The group wanted partial lockdown and curfew lifted
They also want healthcare systems to be well funded and poor people supported
A group of workers, artists and human rights defenders took to the streets on Friday protesting against police brutality and lockdown measures in Nairobi and four other counties.
The demo was however cut short by police who dispersed the crowd at the National Archives for the planned march to State House.
The demonstrators accused the government of neglecting its citizens' basic needs and workers who they said were adversely affected by the lockdown.
President Uhuru Kenyatta has since lifted the lockdown that was imposed in Nairobi, Kiambu, Nakuru, Kajiado and Machakos counties in deescalation of measures announced on Saturday.
The demonstrators had blamed security officers for using excessive force on violators of curfew rules.
Dandora Social Justice Center leader Wilfred Olal said that even though workers toil all day, the lockdown had made it impossible for them to reap the fruits of their labour.
“The poor are suffering while life continues normally for a few people in power.
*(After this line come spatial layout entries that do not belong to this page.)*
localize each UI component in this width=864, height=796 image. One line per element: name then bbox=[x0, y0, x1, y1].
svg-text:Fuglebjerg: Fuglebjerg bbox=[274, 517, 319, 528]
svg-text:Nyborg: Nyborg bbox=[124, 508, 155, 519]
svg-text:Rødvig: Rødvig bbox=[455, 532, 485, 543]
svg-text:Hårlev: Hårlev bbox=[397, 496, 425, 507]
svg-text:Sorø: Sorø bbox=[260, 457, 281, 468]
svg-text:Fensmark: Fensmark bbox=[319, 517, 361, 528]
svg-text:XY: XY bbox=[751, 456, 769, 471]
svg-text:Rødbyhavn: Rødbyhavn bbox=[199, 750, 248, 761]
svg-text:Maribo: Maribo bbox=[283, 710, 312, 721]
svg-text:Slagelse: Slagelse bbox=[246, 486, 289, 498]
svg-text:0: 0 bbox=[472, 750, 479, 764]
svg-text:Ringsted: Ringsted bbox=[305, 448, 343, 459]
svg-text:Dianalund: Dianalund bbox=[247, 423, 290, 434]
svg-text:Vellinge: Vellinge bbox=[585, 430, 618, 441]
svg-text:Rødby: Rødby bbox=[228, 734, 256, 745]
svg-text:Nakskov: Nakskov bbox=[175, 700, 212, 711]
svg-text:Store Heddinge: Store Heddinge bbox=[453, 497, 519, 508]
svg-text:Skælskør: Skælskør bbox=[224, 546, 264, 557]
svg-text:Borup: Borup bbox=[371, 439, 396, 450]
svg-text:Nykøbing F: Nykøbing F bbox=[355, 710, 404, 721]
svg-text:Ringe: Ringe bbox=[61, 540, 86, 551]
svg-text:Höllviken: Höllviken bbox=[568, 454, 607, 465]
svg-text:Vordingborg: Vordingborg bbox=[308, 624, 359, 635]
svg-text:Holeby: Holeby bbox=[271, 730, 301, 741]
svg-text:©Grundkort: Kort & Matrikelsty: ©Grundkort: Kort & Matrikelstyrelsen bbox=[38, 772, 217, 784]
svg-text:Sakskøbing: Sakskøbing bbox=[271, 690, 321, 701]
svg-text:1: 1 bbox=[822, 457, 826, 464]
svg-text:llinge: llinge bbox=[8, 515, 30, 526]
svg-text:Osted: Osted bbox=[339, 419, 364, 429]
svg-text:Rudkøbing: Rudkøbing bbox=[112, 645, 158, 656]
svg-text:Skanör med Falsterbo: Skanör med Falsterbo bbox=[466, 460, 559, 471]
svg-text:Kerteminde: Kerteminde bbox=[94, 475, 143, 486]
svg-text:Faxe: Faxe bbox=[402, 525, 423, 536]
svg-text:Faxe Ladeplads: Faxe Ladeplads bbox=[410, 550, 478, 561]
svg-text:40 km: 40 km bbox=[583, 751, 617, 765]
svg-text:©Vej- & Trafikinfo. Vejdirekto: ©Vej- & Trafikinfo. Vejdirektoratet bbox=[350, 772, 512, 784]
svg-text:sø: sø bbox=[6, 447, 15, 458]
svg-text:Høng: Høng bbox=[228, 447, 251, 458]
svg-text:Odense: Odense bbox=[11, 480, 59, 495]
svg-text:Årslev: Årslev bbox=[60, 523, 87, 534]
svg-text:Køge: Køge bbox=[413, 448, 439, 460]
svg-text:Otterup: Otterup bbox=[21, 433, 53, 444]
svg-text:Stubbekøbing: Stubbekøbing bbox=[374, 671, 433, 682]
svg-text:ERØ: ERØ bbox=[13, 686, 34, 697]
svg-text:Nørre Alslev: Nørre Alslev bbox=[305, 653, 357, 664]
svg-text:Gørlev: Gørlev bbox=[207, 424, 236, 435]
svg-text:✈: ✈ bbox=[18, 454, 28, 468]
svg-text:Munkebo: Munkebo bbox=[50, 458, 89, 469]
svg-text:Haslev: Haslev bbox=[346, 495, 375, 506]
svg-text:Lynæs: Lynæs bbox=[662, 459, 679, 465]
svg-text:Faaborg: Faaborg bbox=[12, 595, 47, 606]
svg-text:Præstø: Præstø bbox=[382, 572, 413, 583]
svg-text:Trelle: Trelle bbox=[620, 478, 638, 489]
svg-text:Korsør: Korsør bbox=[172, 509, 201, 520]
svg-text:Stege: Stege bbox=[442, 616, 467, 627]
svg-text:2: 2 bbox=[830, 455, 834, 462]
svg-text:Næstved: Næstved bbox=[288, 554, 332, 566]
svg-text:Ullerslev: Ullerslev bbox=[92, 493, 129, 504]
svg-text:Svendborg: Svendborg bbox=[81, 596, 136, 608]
No matter how hard we work, we get nothing out of it,” Olal said.
The group later issues a statement demanding immediate lifting of partial lockdown and the dusk to dawn curfew.
A day later, Uhuru lifted the lockdown and pushed curfews hours from between 8pm and 4am previously to between 10pm and 4am in the new measures.
The President also allowed bars to operate but they will be required to close by 7pm.
The activists had demanded the provision of food, end of police brutality and killings, access to free and quality healthcare, access to clean and safe drinking water and decent housing for everyone.
They also wanted the government to formulate mechanisms to help end gender-based violence, provide menstrual hygiene products and also scrap the increased levies on fuel and other basic items.
“It is without a doubt that life is becoming increasingly unbearable for Kenyans. Besides massive job losses and terrible economic crisis due to state mismanagement and corruption, we are faced with acute water shortage, with cases of police killings and brutality on the increase,” Olal said.
He said a majority of Kenyans cannot access proper medical services while rent and food remain unaffordable due to an increase in taxes.
“The lockdown and expansion of state repression threaten the limited democratic rights and the Covid-19 pandemic endangers the health and lives of many people.”